The House Energy and Commerce Committee could also be in the spotlight for oversight of the Obama administration. But the chairmanship is less certain because Rep. Joe Barton (R-Texas), who is now the top Republican, is bumping up against his party’s term limits for committee leadership. The party could grant him a waiver from the limits or select someone else as chairman. Alan Slobodin is the Republicans’ current chief counsel, and he’s been with the committee since the Republicans’ 1994 victory swept them to power in the House. Before going to Capitol Hill, Slobodin was director of legal studies at the Washington Legal Foundation, a conservative public-interest law firm.
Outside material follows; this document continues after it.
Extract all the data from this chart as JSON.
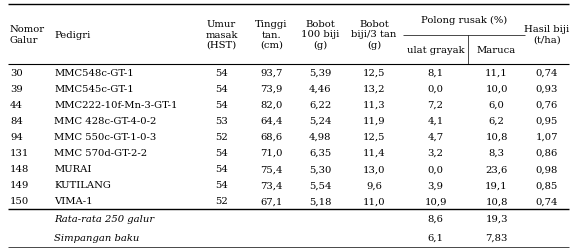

Rep. Lamar Smith (R-Texas) is in line to become chairman of the House Judiciary Committee, which has a broad policy agenda but could also conduct oversight of the Justice Department. Potentially aiding that oversight role are two of Smith’s top staff members who spent time in DOJ during the George W. Bush administration: chief of staff Sean McLaughlin and his deputy, Richard Hertling. McLaughlin was a deputy assistant attorney general for legislative affairs during Bush’s first term, while Hertling was acting assistant attorney general for legislative affairs in early 2007, when Democrats began examining the firing of U.S. attorneys.

When Judiciary Committee members focus on policy, Republicans will likely turn to George Fishman on immigration. He’s been their chief counsel on the issue since 1998, and he’s worked in Congress almost without interruption since 1988. Caroline Lynch is chief counsel for crime and terrorism, a high-profile position given that some provisions of the USA Patriot Act and the Foreign Intelligence Surveillance Act are due to expire during the next two years. Paul Taylor is chief counsel for the constitutional subcommittee, a position that would be in the spotlight if Republicans decide to push legislation related to same-sex marriage or tort lawsuits.

The staff’s experience should make any transition smoother than the one after the 1994 flip, said William Moschella, a former Republican chief counsel on the House Judiciary Committee. Back then, Republicans hadn’t been in the majority in the House in 40 years. “The top staff of the House Judiciary Committee are all sort of experienced hands. They’re not going to have the same kind of learning curve that we had in 1994,” said Moschella, now a partner in the Washington office of Brownstein Hyatt Farber Schreck.


In the House leadership staff, Jo-Marie St. Martin is in position to counsel the next Republican speaker. She’s now the general counsel to Rep. John Boehner (R-Ohio), the minority leader. St. Martin helps to direct floor operations for Boehner, giving advice to Republican members on how to navigate House rules to move or oppose legislation. She’s worked in the House since 1986 except for a two-year period of practicing law in Kingsport, Tenn.

Republicans in the Senate have a much steeper climb to get a majority than their counterparts on the other side of the Capitol. Whether they get there will have big consequences for the staff of one of the Senate’s most important committees, the Judiciary Committee.

If Republicans do not win control, then Sen. Chuck Grassley (R-Iowa) is set to take the top GOP slot on the committee. Grassley would likely bring over at least some of his staff from the Senate Finance Committee, where he has been the ranking Republican. They include Kolan Davis, the staff director and chief counsel, and Emilia DiSanto, special counsel and chief investigator. Rita Lari, who has been Grassley’s chief counsel on the Judiciary Committee staff, would also be in position for expanded duties.

If Republicans do win control, then the situation becomes more complicated because Republican rules might let Grassley become chairman of the Finance Committee. In that case, Sen. Jeff Sessions (R-Ala.), who has been the Judiciary Committee’s ranking Republican since last year, could become chairman and keep the current staff. They include staff director Matthew Miner, a Judiciary Committee lawyer since 2006 and former assistant U.S. attorney in Alabama, and Danielle Cutrona, the chief counsel for nominations. (Miner assumed the top job last month, when Benczkowski stepped down.)

Republican senators could also vote for a chairman other than Sessions — but first they’d need to win the majority.